Ребята смотрели, как Юрась повел Яню в заводь. На глазах у Алеся появились слезы.
– Дураки, – сказал он, – напугали девчонку. И ты дурак… Дурак ты, вот кто… Если я не ваш, так я и уйду… Не очень нужно… Только в Загорщину я не хочу. Найду на большаке могилевских или мирских нищих с лирами – с ними двину. И оставайтесь вы тут со своей Равeкой и с холерными вашими окунями.
Он зашел по пояс в воду и начал смывать с головы серый ил. И вдруг почувствовал, что рука Павла легла ему на волосы.
– Погоди. Давай помогу… Ты… Прости…
Алесь выпрямился. Так они и стояли друг против друга по пояс в воде. На голове у Павлюка была густая лепешка, с волос Алеся стекали на лицо и грудь серые струйки. Они текли и от глаз, и нельзя было понять, вода это или слезы.
– Павлюк, – тихо спросил Алесь, – неужели заберут меня?
– Не знаю, – неискренне ответил тот. – Может, и обойдется. Давай лучше мыться. Вечереть скоро начнет.
Они мылись молча. Яня и толстый Юрась сидели у самого берега, и Юрась брал большой раковиной воду и поливал Яне на живот.

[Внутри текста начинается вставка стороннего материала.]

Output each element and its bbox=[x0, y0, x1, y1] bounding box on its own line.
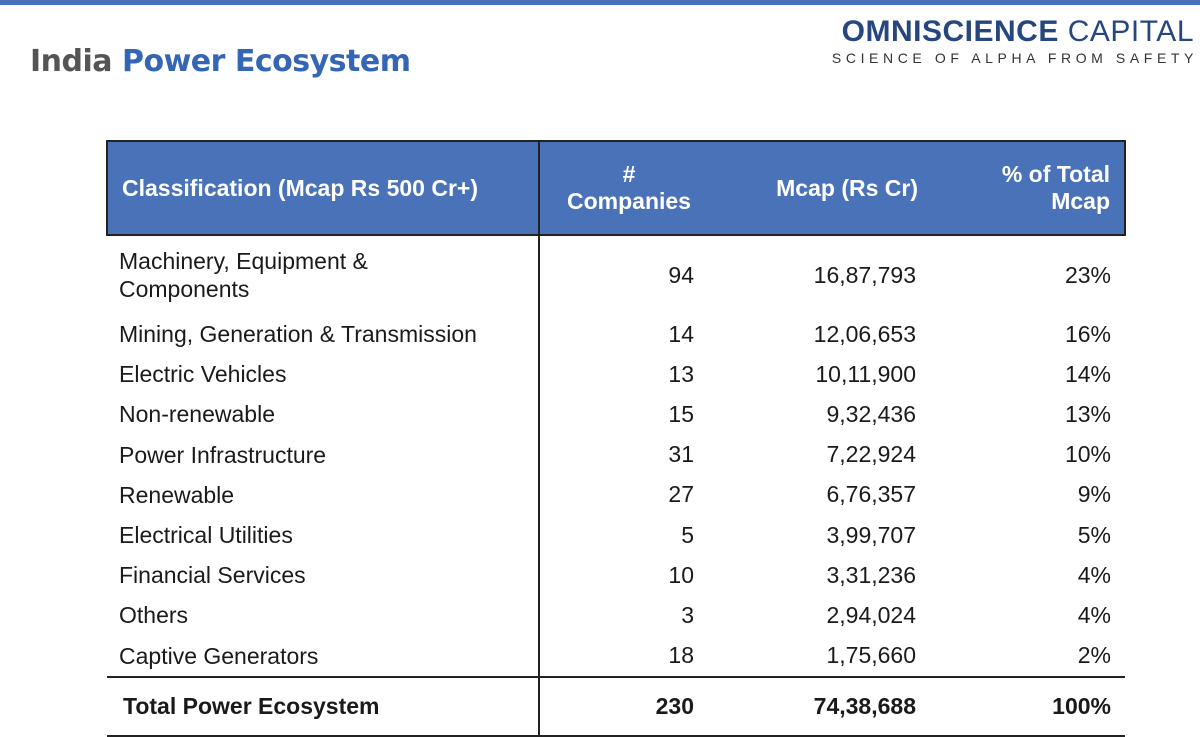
row-companies: 18 bbox=[668, 642, 694, 669]
header-pct-line2: Mcap bbox=[1051, 188, 1110, 214]
power-ecosystem-table: Classification (Mcap Rs 500 Cr+) # Compa… bbox=[106, 140, 1126, 737]
row-classification: Captive Generators bbox=[107, 635, 540, 677]
row-classification: Electrical Utilities bbox=[107, 514, 540, 556]
row-mcap: 16,87,793 bbox=[813, 261, 916, 288]
total-pct: 100% bbox=[932, 675, 1125, 737]
top-accent-bar bbox=[0, 0, 1200, 5]
title-part2: Power Ecosystem bbox=[121, 44, 411, 79]
row-classification-line2: Components bbox=[119, 276, 250, 302]
table-row: Electrical Utilities 5 3,99,707 5% bbox=[107, 514, 1125, 556]
row-mcap: 12,06,653 bbox=[813, 320, 916, 347]
row-companies: 94 bbox=[668, 261, 694, 288]
page-title: India Power Ecosystem bbox=[30, 44, 411, 79]
row-mcap: 2,94,024 bbox=[826, 601, 916, 628]
row-classification-line1: Machinery, Equipment & bbox=[119, 248, 368, 274]
row-companies: 3 bbox=[681, 601, 694, 628]
table-row: Power Infrastructure 31 7,22,924 10% bbox=[107, 434, 1125, 475]
row-mcap: 1,75,660 bbox=[826, 642, 916, 669]
table-row: Renewable 27 6,76,357 9% bbox=[107, 474, 1125, 515]
header-companies: # Companies bbox=[539, 140, 718, 236]
row-pct: 4% bbox=[1077, 561, 1111, 588]
row-companies: 5 bbox=[681, 521, 694, 548]
row-classification: Others bbox=[107, 595, 540, 636]
row-classification: Non-renewable bbox=[107, 394, 540, 435]
row-classification: Power Infrastructure bbox=[107, 434, 540, 475]
row-companies: 31 bbox=[668, 441, 694, 468]
table-row: Electric Vehicles 13 10,11,900 14% bbox=[107, 354, 1125, 395]
brand-name: OMNISCIENCE CAPITAL bbox=[832, 16, 1194, 48]
table-header-row: Classification (Mcap Rs 500 Cr+) # Compa… bbox=[106, 140, 1126, 236]
table-row: Non-renewable 15 9,32,436 13% bbox=[107, 394, 1125, 435]
brand-name-light: CAPITAL bbox=[1067, 15, 1194, 48]
brand-name-bold: OMNISCIENCE bbox=[841, 15, 1059, 48]
row-pct: 2% bbox=[1077, 642, 1111, 669]
table-row: Mining, Generation & Transmission 14 12,… bbox=[107, 314, 1125, 355]
row-pct: 10% bbox=[1064, 441, 1111, 468]
row-companies: 15 bbox=[668, 400, 694, 427]
row-mcap: 6,76,357 bbox=[826, 481, 916, 508]
row-pct: 9% bbox=[1077, 481, 1111, 508]
row-classification: Financial Services bbox=[107, 555, 540, 596]
table-row: Others 3 2,94,024 4% bbox=[107, 595, 1125, 636]
row-companies: 14 bbox=[668, 320, 694, 347]
table-row: Machinery, Equipment & Components 94 16,… bbox=[107, 235, 1125, 314]
table-row: Financial Services 10 3,31,236 4% bbox=[107, 555, 1125, 596]
total-row: Total Power Ecosystem 230 74,38,688 100% bbox=[107, 675, 1125, 737]
row-classification: Machinery, Equipment & Components bbox=[107, 235, 540, 314]
header-pct-total: % of Total Mcap bbox=[932, 140, 1126, 236]
total-classification: Total Power Ecosystem bbox=[107, 675, 540, 737]
table-row: Captive Generators 18 1,75,660 2% bbox=[107, 635, 1125, 677]
header-mcap: Mcap (Rs Cr) bbox=[718, 140, 932, 236]
total-companies: 230 bbox=[539, 675, 718, 737]
row-pct: 16% bbox=[1064, 320, 1111, 347]
row-pct: 23% bbox=[1064, 261, 1111, 288]
header-pct-line1: % of Total bbox=[1001, 161, 1110, 187]
row-classification: Mining, Generation & Transmission bbox=[107, 314, 540, 355]
row-mcap: 3,31,236 bbox=[826, 561, 916, 588]
row-companies: 13 bbox=[668, 360, 694, 387]
row-pct: 4% bbox=[1077, 601, 1111, 628]
row-companies: 10 bbox=[668, 561, 694, 588]
row-pct: 14% bbox=[1064, 360, 1111, 387]
header-companies-line1: # bbox=[622, 161, 636, 187]
brand-logo: OMNISCIENCE CAPITAL SCIENCE OF ALPHA FRO… bbox=[832, 16, 1194, 67]
title-part1: India bbox=[30, 44, 113, 79]
row-mcap: 3,99,707 bbox=[826, 521, 916, 548]
row-classification: Renewable bbox=[107, 474, 540, 515]
header-classification: Classification (Mcap Rs 500 Cr+) bbox=[106, 140, 540, 236]
header-companies-line2: Companies bbox=[567, 188, 691, 214]
row-mcap: 10,11,900 bbox=[815, 360, 916, 387]
brand-tagline: SCIENCE OF ALPHA FROM SAFETY bbox=[831, 50, 1198, 66]
row-mcap: 9,32,436 bbox=[826, 400, 916, 427]
row-mcap: 7,22,924 bbox=[826, 441, 916, 468]
row-pct: 5% bbox=[1077, 521, 1111, 548]
row-classification: Electric Vehicles bbox=[107, 354, 540, 395]
row-companies: 27 bbox=[668, 481, 694, 508]
total-mcap: 74,38,688 bbox=[718, 675, 932, 737]
row-pct: 13% bbox=[1064, 400, 1111, 427]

– Дети, – прозвучал голос с обрыва, – хватит вам бултыхаться: верба из ж… вырастет.
Над обрывом, возле груши, стоял белый старик, белый с головы до ног. Стоял, опираясь на граненый черный посох с острым концом.
– Вылезайте, что ли?
– Они, дедуля, зараз! – крикнула Яня.
Взгляд деда сразу смягчился, как только он глянул на девочку.
– То ладно. Вылезайте. Я пойду.
Ребята молча оделись. Юрась и кругленькая Яня поднялись уже на откос и исчезли за грушей.
– Вот и печку, в которой прошлым летом бульбу пекли, разрушил Днепр, – пряча глаза, сказал Алесь.
Действительно, на откосе, на свежем обрыве, была видна только неглубокая черная ямка.
Они все еще медлили, словно видели Днепр в последний раз. Алесь поставил ногу на большую глыбу земли, косо сдвинувшуюся в воду и наполовину затонувшую в ней.
На той части, которая еще оставалась над водой, спешили доцвести гусиные лапки и желтый подбел. А их братья, под водой, тоже еще цвели, но были бесцветными, словно их оставила жизнь.